“Come back to me,” I whispered to him. I ordered him. “Rey’aziel, come back to me.”
His gaze shot to mine, and he did as I’d asked. He came back.
Then he was in front of me, but Artemis had calmed down. When he touched my face, she whimpered and nudged his hand with her nose. He gave her a quick caress.
I’d looked down, my brows sliding together in confusion. “Come back to me,” I ordered again.
He was grinning when I looked up again. “You have to kiss me, like in all of your fairy tales.”
“Kiss you?” I questioned.
“First you have to say yes, then you have to kiss me.”
I heard sirens in the distance and wondered who’d called the police. “I have to say yes?”
He sat beside me and nodded.
“And what am I agreeing to?”
“It’s a simple yes/no question, Dutch.”
His proposal. “You’re blackmailing me.” I couldn’t help but feel appalled. And a little flattered.
He shrugged. “If that’s what it takes, okay.”
I looked down at his face, bloodied and bruised, but still so impossibly handsome, my heart ached. “Yes,” I said, realizing how silly I’d been to make him wait for the answer I’d always known in my heart I would give. I could not live without him. It would be like expecting a sunflower to live without the sun. Without further ado, I placed my mouth on his.
He sucked in a soft breath from under my mouth. I leaned back. His incorporeal body was back where it belonged. “You look like heaven,” he said.
“That’s weird, because you look like hell.”
He laughed, then winced in pain.
“Are you really okay?” I asked.
“He’s fine,” the Dealer said as though disappointed.
Then I heard another voice. A female voice. One with a distinct nasally quality to it.
“Well?” she asked, standing beside me and tapping her bare toes in the dirt next to me. “What are you going to do about this?”
I looked over at her body, an all-consuming dread coming over me. No way. No way in hell was I going to put up with that witch for the rest of my life.
“Cry?” I asked.
“I’m dead, aren’t I?”
“Pretty much.”
“This is your fault.”
The sirens were getting closer. How was I going to explain all this?
“Jessica, look,” I said, trying to rush her, “you have to cross. I can’t do this with you.”
“Cross? Through you?” She sneered at me. “I would rather die.”
I started to point out the obvious, but she disappeared before I got another word out. Being haunted by a former best friend turned enemy number one was so going to suck like Tornado Alley in April.
I glanced up at the Dealer. He stood with arms over chest, his top hat perched to one side. “Mr. Joyce’s soul,” I said, reminding him that we had yet to settle a certain bargain.

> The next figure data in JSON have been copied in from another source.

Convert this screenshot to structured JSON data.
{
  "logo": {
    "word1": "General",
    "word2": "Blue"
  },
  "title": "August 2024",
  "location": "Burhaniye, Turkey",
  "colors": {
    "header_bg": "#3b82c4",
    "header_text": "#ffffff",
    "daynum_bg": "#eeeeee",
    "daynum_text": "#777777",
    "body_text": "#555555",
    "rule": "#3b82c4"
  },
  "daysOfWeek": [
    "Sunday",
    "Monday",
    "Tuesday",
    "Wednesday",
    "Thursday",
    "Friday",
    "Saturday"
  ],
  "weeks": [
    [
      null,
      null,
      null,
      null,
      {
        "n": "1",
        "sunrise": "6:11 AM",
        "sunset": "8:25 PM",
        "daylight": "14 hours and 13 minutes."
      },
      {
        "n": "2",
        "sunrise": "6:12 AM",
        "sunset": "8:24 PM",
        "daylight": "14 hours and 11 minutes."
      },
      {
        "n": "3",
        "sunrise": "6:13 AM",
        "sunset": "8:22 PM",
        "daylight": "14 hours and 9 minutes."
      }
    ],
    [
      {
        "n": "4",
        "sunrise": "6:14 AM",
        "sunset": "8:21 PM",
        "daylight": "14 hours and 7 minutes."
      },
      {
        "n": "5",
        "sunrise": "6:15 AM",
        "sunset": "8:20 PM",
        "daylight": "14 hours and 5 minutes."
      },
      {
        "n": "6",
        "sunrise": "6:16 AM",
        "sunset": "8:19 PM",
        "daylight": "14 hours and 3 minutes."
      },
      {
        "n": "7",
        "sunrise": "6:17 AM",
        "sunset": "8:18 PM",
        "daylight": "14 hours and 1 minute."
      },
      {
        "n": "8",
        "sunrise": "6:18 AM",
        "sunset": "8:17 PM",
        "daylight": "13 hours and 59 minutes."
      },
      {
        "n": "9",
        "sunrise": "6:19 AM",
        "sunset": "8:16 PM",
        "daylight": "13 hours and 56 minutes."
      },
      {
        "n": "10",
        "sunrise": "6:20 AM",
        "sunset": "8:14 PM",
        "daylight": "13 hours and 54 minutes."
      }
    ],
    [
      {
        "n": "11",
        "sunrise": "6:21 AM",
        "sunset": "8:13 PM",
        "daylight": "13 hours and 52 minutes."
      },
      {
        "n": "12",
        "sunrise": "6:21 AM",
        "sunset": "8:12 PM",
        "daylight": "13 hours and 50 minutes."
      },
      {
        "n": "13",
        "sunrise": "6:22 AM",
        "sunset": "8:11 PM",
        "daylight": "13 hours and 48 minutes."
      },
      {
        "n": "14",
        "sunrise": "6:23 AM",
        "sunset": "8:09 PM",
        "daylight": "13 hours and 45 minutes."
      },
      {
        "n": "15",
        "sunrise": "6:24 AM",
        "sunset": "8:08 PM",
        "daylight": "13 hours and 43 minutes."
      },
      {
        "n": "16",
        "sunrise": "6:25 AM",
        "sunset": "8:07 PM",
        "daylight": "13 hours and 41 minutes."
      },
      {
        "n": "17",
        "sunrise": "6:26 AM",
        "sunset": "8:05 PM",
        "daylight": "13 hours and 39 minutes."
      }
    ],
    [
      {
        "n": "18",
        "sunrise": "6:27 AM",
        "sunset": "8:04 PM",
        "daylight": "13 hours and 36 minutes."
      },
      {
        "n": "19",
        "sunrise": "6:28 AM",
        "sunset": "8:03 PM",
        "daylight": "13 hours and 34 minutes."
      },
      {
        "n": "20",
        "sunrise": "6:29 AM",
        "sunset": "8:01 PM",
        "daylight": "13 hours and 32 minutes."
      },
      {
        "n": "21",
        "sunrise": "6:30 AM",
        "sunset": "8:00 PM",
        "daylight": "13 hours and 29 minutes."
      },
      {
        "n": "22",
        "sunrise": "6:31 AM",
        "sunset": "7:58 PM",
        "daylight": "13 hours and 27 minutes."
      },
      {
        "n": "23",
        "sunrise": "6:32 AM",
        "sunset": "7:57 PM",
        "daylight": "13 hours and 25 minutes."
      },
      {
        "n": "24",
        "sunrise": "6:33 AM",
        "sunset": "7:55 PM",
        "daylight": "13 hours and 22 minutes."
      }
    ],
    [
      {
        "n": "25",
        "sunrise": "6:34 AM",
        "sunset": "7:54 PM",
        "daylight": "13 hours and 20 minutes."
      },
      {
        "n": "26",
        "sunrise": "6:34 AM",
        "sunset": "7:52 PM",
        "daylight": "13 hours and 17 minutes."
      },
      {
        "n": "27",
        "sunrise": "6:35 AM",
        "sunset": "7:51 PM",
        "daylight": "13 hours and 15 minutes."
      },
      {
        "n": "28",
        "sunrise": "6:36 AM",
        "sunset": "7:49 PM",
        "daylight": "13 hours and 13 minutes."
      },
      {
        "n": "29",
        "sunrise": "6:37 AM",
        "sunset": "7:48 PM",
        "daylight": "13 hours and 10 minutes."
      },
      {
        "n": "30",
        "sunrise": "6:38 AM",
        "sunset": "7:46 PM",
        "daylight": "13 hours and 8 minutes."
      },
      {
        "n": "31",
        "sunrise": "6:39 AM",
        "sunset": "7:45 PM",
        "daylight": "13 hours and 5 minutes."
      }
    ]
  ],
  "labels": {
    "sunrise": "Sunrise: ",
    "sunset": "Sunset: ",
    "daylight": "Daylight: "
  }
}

He lifted first a shoulder, then one corner of his mouth, then the brim of his hat in a silent salute. “It’s all his.”
Relief washed over me, but it was short-lived, as a line of official vehicles raced toward us. Agent Carson led three other SUVs onto the scene. It had bullet holes in it when it swerved to a stop, covering me in dust. Her questionable act provided the perfect cover for me to quickly stash the knife, sliding it into the boot of my nonbroken ankle before the dust settled around us.
When she stepped out, I flattened the leg of my jeans and said, “You totally did that on purpose.”
Her men bolted from the vehicles, and she rushed over to me as Reyes eased up. Someone told him to stay put, but he rose to his feet anyway. So stubborn.
“Carson,” I said after she checked for a pulse on Jessica’s throat.
I couldn’t look at her. It had been a long, long drop, and it showed. I glanced around. The Dealer was gone, of course.
“There are more on the roof,” I added as an agent helped me to my feet. I balanced on one foot to keep my weight off the broken one. It would heal in a few days. A cast would only annoy me, so I didn’t let the extent of my injuries show. “I heard gunshots after I escaped them.”
Agent Carson barked a few orders, sending men into the elevators before giving me her attention. “I suppose you have an explanation.” She looked at me first, then Reyes, then back at me.
I pulled my lower lip between my teeth and shrugged. “I’m still working on it.”
A plethora of cop cars were speeding onto the site, lights flashing and sirens blazing.
“Well, hurry,” she said, ordering another of her men to guide them. “We’ve been tailing you, worried something like this might happen.”
Reyes pulled me to his side, expertly taking my weight with skilled nonchalance. “Then you’re late,” he said, seeming annoyed.
Uncle Bob showed up then, as did the captain, and I wondered what it would be like to have him on our team. Would it be nice for Ubie to have someone to talk to? He used to talk at great length with my dad, but their relationship seemed to be cooling a little, much to my despair. Maybe having the captain in on the whole departed thing would be good for him.
He rushed over, but before he could say anything, Reyes lifted me into his arms and carried me toward Ubie’s SUV. No one seemed particularly alarmed that Reyes looked like he’d just fallen from a seven-story grain elevator. His clothes did, anyway. His dark skin was unmarred, flawless, and whether that was a result of our kiss or just his natural ability to heal at the speed of light, I didn’t know.